A protester holds a banner with slogan reading "'Freedom of choice not the terror" in Poland on Sept 22, 2016. PHOTO: EPA

WARSAW (AFP) - Rightwing lawmakers on Friday (Sept 23) pushed ahead with a near-total ban on abortion in devoutly Catholic Poland, while rejecting a rival bid to liberalise the existing law already among the most restrictive in Europe.

The governing conservative Law and Justice (PiS) party, which controls parliament, sent to committee a bill that would allow terminations only if the mother's life is at risk and increase the maximum jail term for practitioners from two years to five.

The citizen's initiative tabled in parliament by the Stop Abortion coalition would also make mothers liable to prison terms, though judges could waive punishment in their case.

Poland's influential Catholic Church gave the initiative its seal of approval earlier this year, though its bishops have since opposed jailing women.

Head of Poland's KAI Catholic information agency Marcin Przeciszewski told AFP he expected the PiS would axe the provision on jailing women during legislative work.

The proposal, which the Council of Europe called a "serious backsliding on women's rights", inspired several large pro-choice marches and a rival drive to liberalise the law that lawmakers struck down on Friday in its first reading.

Tabled by the "Save Women" pro-choice coalition it would have allowed abortion until the 12th week of pregnancy.

"Save Women" activist Barbara Nowacka vowed Friday to try again.

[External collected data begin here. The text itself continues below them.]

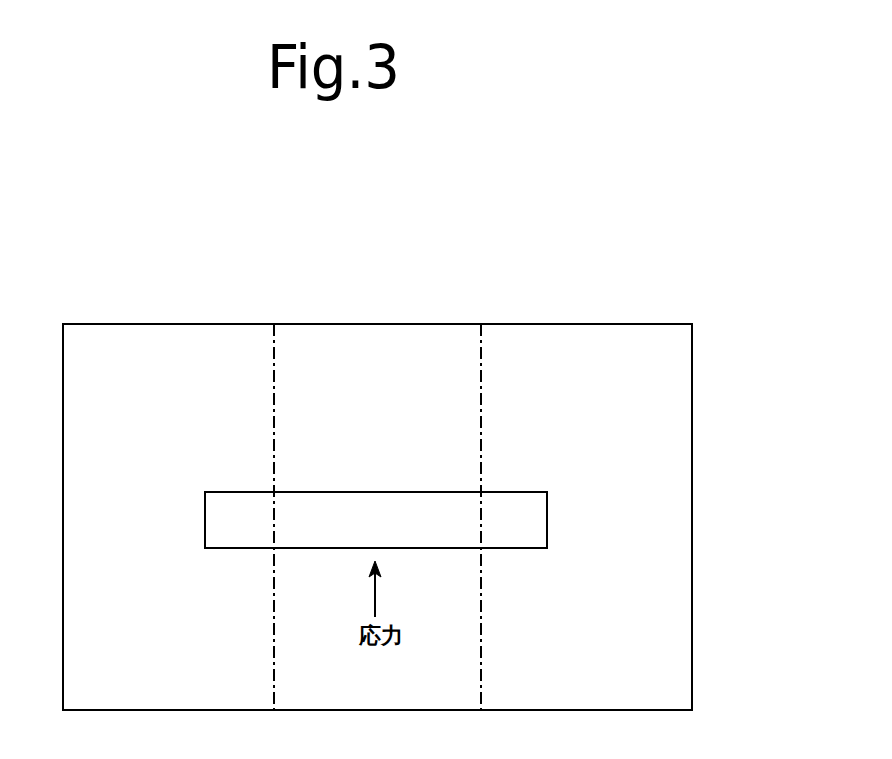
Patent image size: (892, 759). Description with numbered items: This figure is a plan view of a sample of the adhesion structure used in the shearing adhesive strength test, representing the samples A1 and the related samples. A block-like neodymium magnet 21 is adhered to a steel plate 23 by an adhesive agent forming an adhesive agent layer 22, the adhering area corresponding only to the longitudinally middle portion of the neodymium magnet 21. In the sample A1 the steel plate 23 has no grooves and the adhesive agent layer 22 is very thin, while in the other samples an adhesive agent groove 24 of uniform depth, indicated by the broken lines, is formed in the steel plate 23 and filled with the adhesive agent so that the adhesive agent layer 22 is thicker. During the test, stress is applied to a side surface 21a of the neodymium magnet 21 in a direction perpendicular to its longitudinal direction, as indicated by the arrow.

The neodymium magnet 21 is at (518, 494).
The side surface of the neodymium magnet 21a is at (520, 549).
The adhesive agent layer 22 is at (373, 507).
The steel plate 23 is at (682, 403).
The adhesive agent groove 24 is at (276, 347).
The sample A1 is at (422, 448).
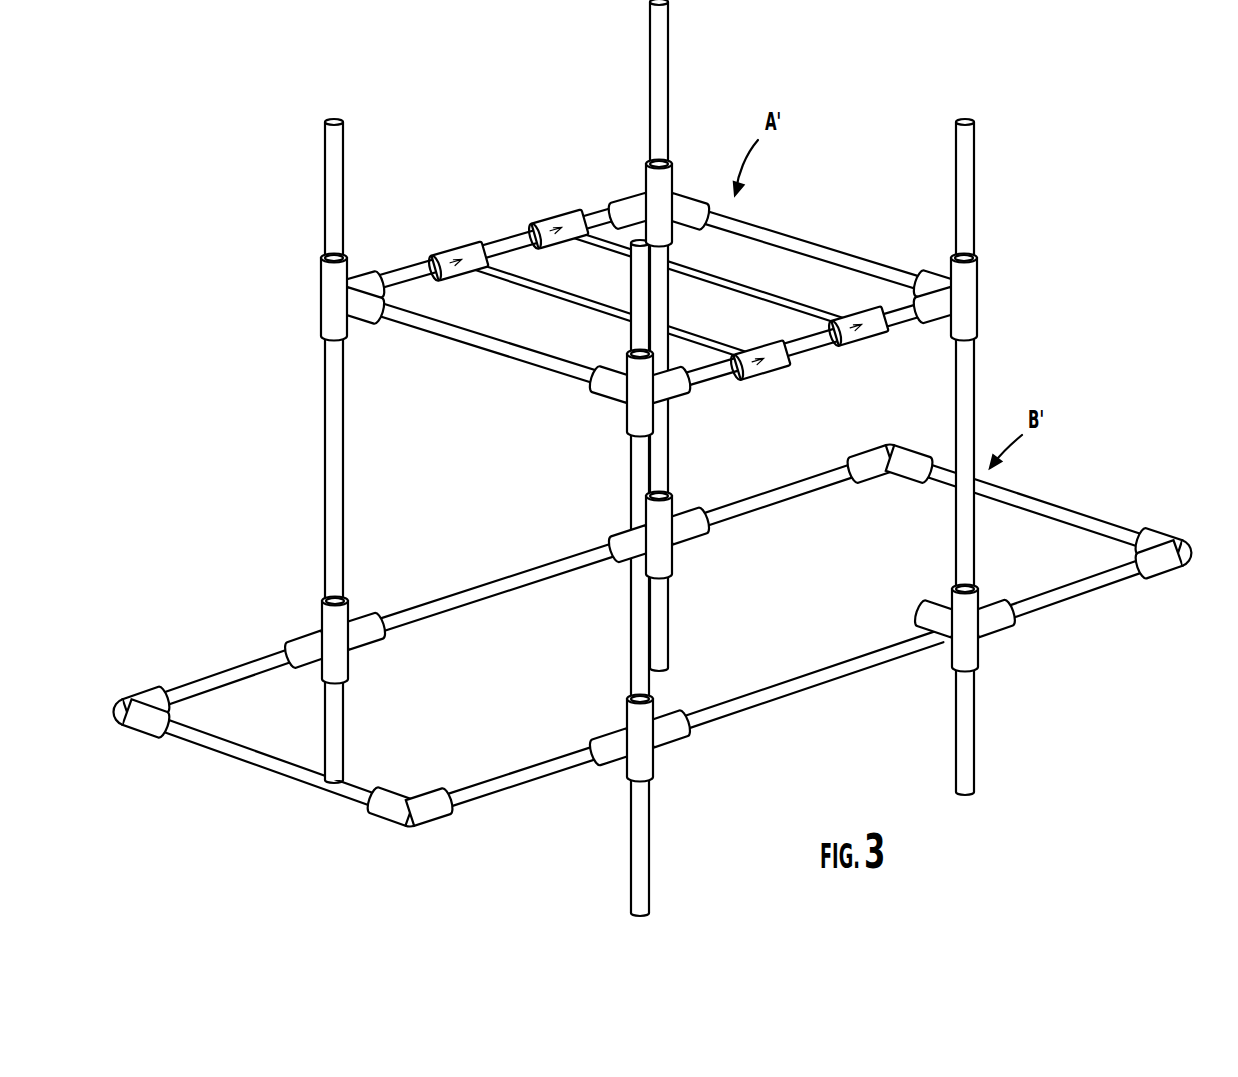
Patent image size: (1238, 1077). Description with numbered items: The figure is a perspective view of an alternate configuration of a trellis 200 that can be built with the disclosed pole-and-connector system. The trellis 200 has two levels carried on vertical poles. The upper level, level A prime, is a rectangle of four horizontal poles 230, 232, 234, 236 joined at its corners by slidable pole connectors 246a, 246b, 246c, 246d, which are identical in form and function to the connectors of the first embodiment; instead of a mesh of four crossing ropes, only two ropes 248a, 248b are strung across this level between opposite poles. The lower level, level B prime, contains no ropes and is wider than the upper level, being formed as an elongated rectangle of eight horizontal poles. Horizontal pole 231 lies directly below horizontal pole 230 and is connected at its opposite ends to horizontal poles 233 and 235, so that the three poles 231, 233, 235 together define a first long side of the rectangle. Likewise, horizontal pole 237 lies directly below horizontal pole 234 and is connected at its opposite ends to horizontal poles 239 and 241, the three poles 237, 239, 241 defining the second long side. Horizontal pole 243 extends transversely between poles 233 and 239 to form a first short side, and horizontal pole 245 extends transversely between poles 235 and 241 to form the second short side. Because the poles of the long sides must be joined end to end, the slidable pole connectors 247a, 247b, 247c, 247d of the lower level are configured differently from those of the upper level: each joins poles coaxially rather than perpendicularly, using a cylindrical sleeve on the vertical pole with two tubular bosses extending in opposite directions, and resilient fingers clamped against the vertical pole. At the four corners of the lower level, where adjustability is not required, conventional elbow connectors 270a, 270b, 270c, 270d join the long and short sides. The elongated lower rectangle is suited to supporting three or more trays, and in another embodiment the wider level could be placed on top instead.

"Parliament doesn't want to talk about women's rights, dignity, a decent life, sex education or birth control, but that doesn't mean that we'll give up," she said.

Although the PiS generally favours banning abortion, its leaders are well aware that most Poles support the existing legislation.

Passed in 1993, the current law bans all terminations unless there was rape or incest, the pregnancy poses a health risk to the mother or the foetus is severely deformed.

A poll published this week by the Newsweek Polska magazine showed that 74 per cent of Poles want to keep the existing law.

The country of 38 million people sees less than 2,000 legal abortions a year, but women's groups estimate that another 100,000-150,000 procedures are performed illegally or abroad.

Lawmakers also sent to committee a PiS-proposed bill intended to limit in-vitro fertilisation (IVF), the so-called "test-tube baby" treatment that involves fertilising an egg outside a woman's body to produce an embryo that can then be implanted in her womb.

The measure would notably make it illegal to freeze embryos, which its proponents say are human beings from the moment of fertilisation.

It would also only allow women to fertilise one egg at a time, thus considerably reducing the chances of a successful pregnancy.